Binding Macs to AD - NOMAD?

cyberspread_71
New Contributor III

So I need a compelling argument/discussion to have with the infrastructure team as to why we should no longer bind Macs to Active Directory.

10 REPLIES 10

dmaestre
Release Candidate Programs Tester

Off the top of my head... Keychain issues and AD Connection Drops -- having to constantly re-bind machines.

TheWarmAtlantic
New Contributor III

Binding works pretty well for us. here's some key configs to keeping it working.

  1. Set the "Password Trust Interval" to 0 - this keeps them from "dropping" and needing to be rebound.
  2. Use machine based auth for wireless - this insures the wireless is connected before the user attempts to auth.
  3. Get rid of password changes - they are kinda pointless and really just make the your environment less secure. advocate for multi-factor auth and conditional access to resources.

cdenesha
Valued Contributor III

Does NoMAD require just one person to login? Can a workmate borrow the laptop and log in?

cyberspread_71
New Contributor III

Our biggest issue right now is the Secure Token with machines being upgraded to 10.13.x. Seems to be a major issue with AD accounts.

pleegor
New Contributor II

We use NoMAD Pro configured with both Okta and AD (but devices are not domain joined). If you holistically look at JAMF; everything that AD does with Windows (GPOs, device configs, and etc.) can be done through JAMF. However, what is your use case for AD bind with MacOS. Previously, our use case was Kerberos tickets generated through AD and firewall rules configured based on AD membership (we used Centrify instead of native MAcOS bind). Since NoMAD can generate these tickets without binding devices; we decided that there is no need for us to bind MacOS to AD. Also, one more thing to remember, NoMAD [Jamf Connect] will not work with mobile accounts (at least this was the case 6 months ago). I am happy to share more details if needed.

mainelysteve
Valued Contributor II

@cdenesha Sure, but NoMAD Login would need to be utilized for that scenario to work. That effectively turns it's into a multiuser machine. Just using NoMAD alone with a local user created during DEP/Setup Assistant wouldn't work. In that case the machine is tied to a single user.

hkabik
Valued Contributor

AD and secure tokens are a bad time. I still have alot of legacy machines with mobile users and Password syncing between the AD user and the crypto account has been an endless nightmare on those.

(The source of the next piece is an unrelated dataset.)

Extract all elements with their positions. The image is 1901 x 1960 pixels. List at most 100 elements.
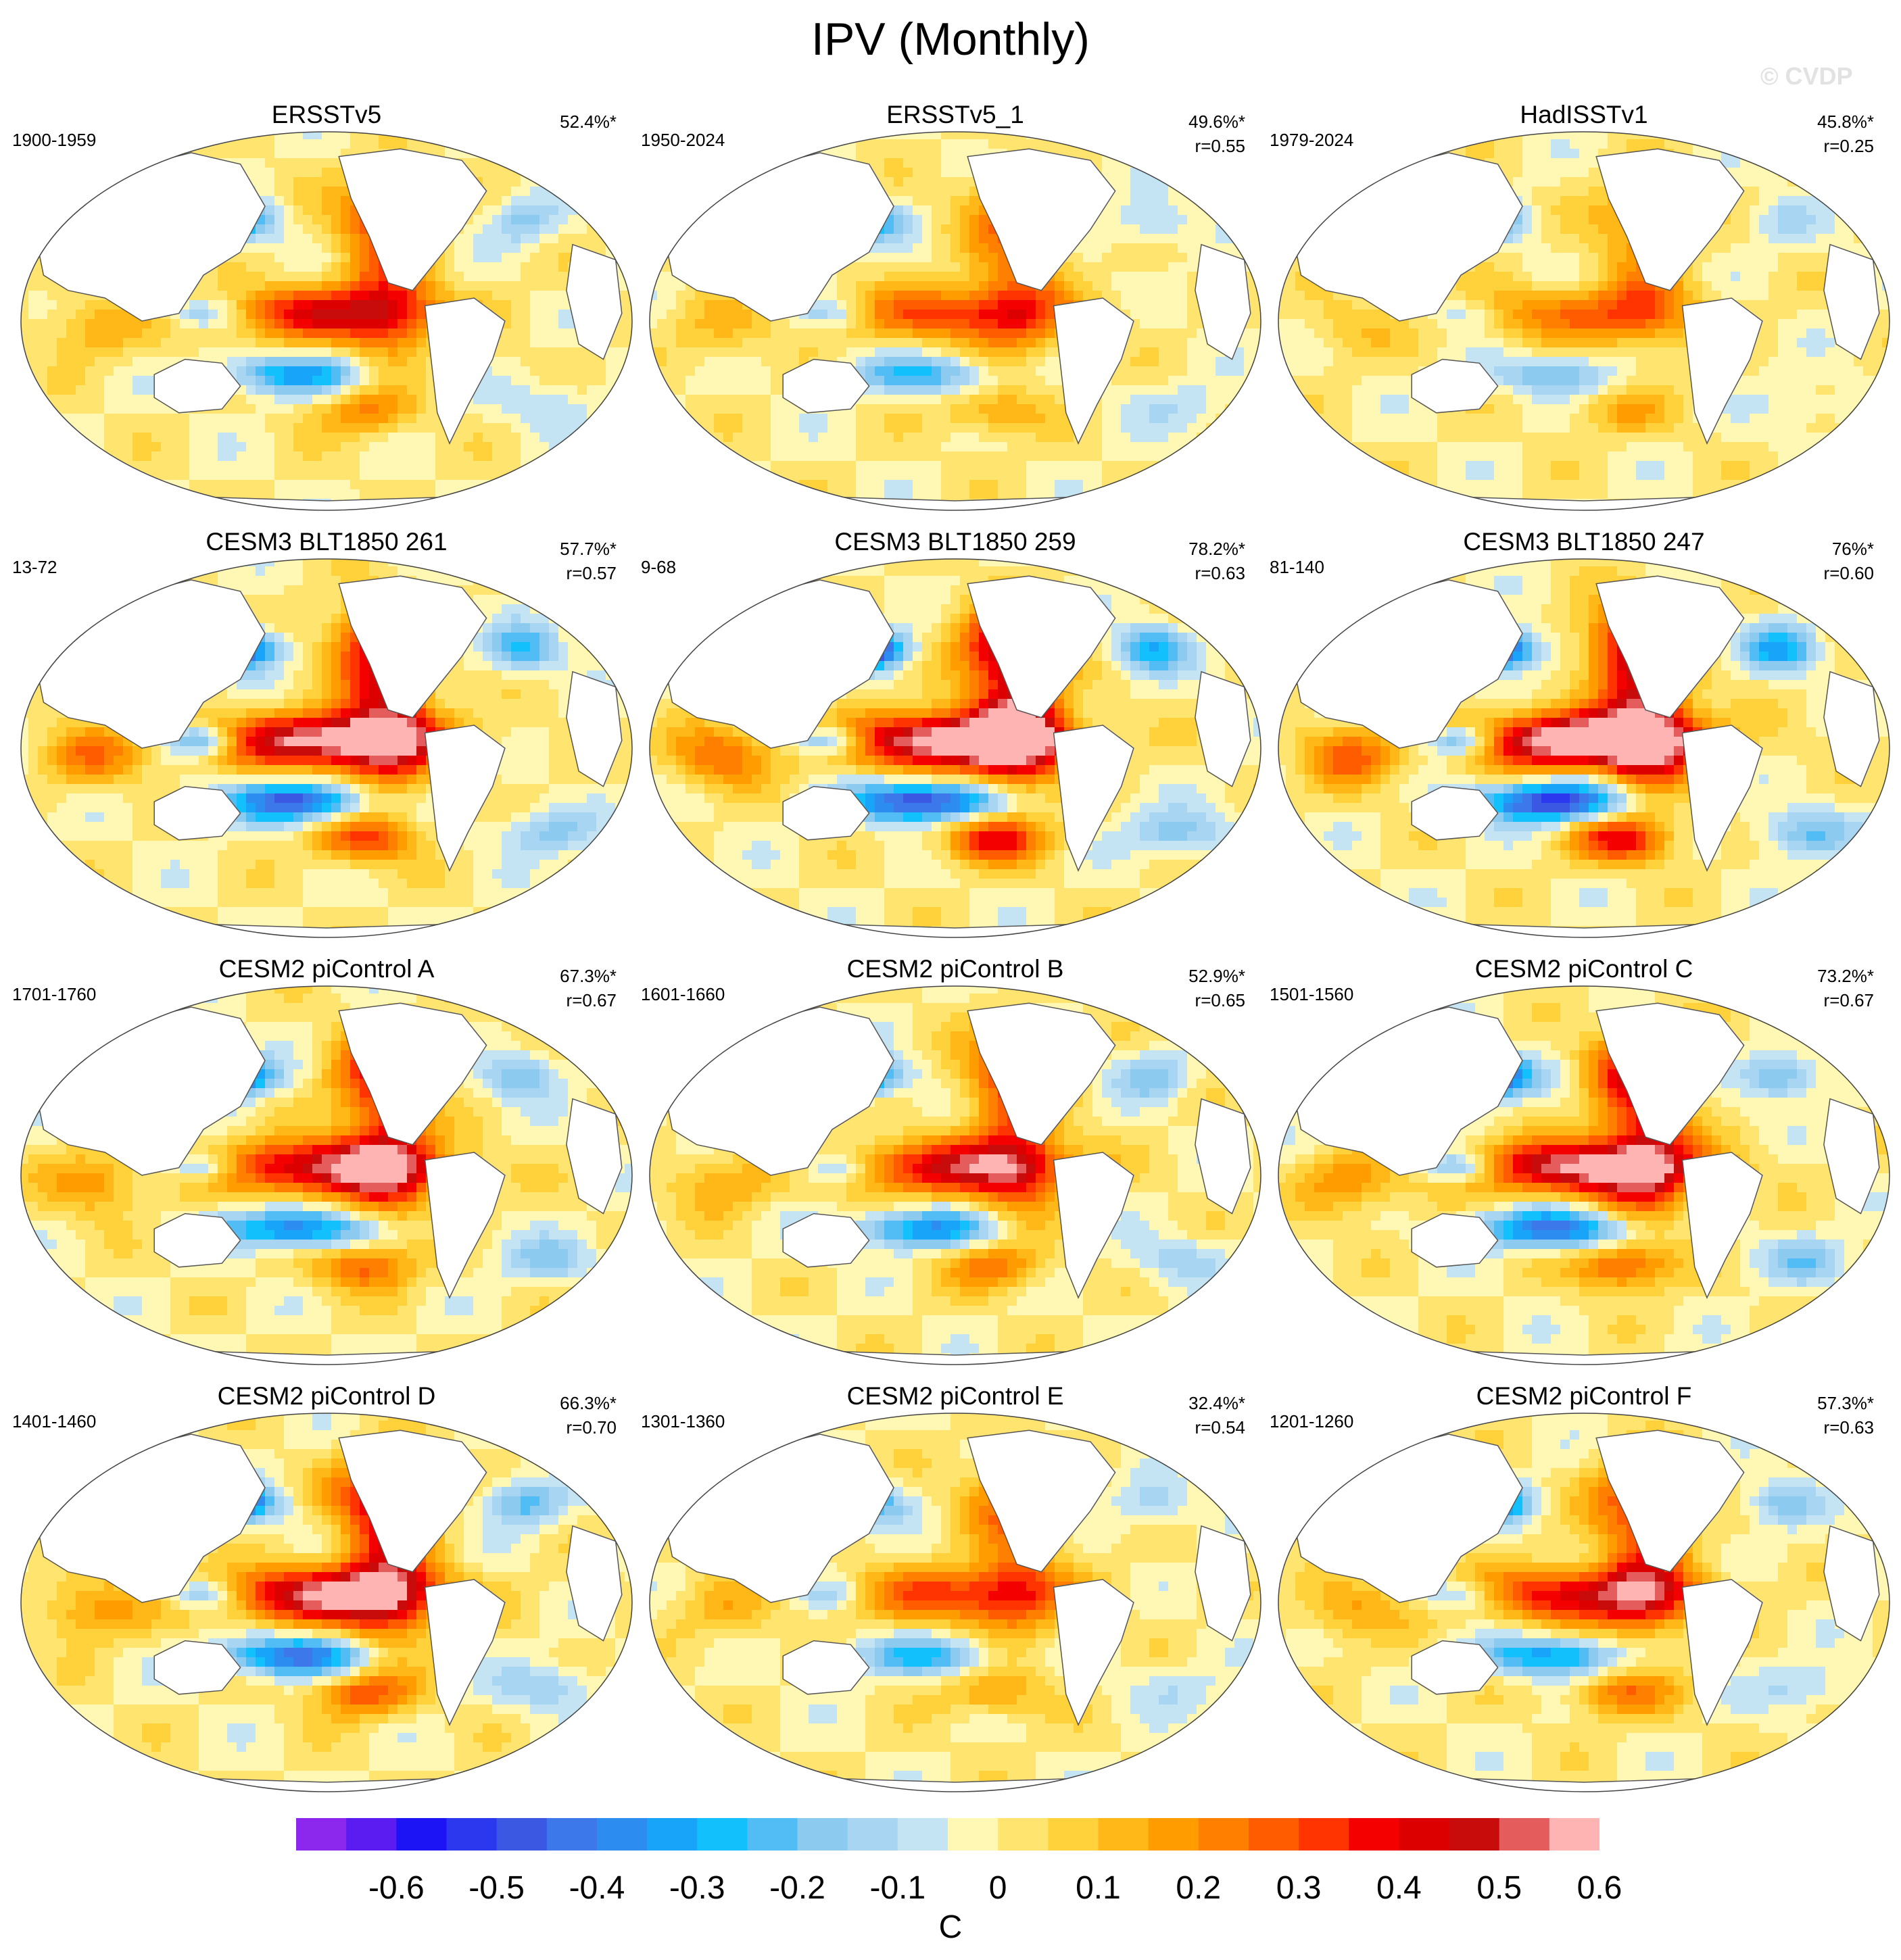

I'm hesitant to convert them all to local accounts via script because it seems about 30% of the time when I do that they account loses the secure token after conversion leaving them unable to login to filevault.

pleegor
New Contributor II


@cdenesha we dont use NoMAD login. Users login to their local accounts which is synced to Okta for password replication. NoMAD pnly generates Kerberos tickets.

alexjdale
Valued Contributor III

The secure token problem is the main issue with NoMAD Login, and I assume Jamf Connect as well. Unless you create that user account during setup as the first user on the system created by the OS, you won't have a secure token and cannot use FV. You need DEP to do that as far as I know, but DEP is not available for every Mac and has other issues.

Apple is really mangling this secure token stuff. Since not having one prevents encryption entirely, it's making some systems far less secure than they were prior to secure tokens. They implemented it poorly without thinking any of this through.

pleegor
New Contributor II

@cdenesha probably NoMAD login is what you need. This use case was not applicable for our environment.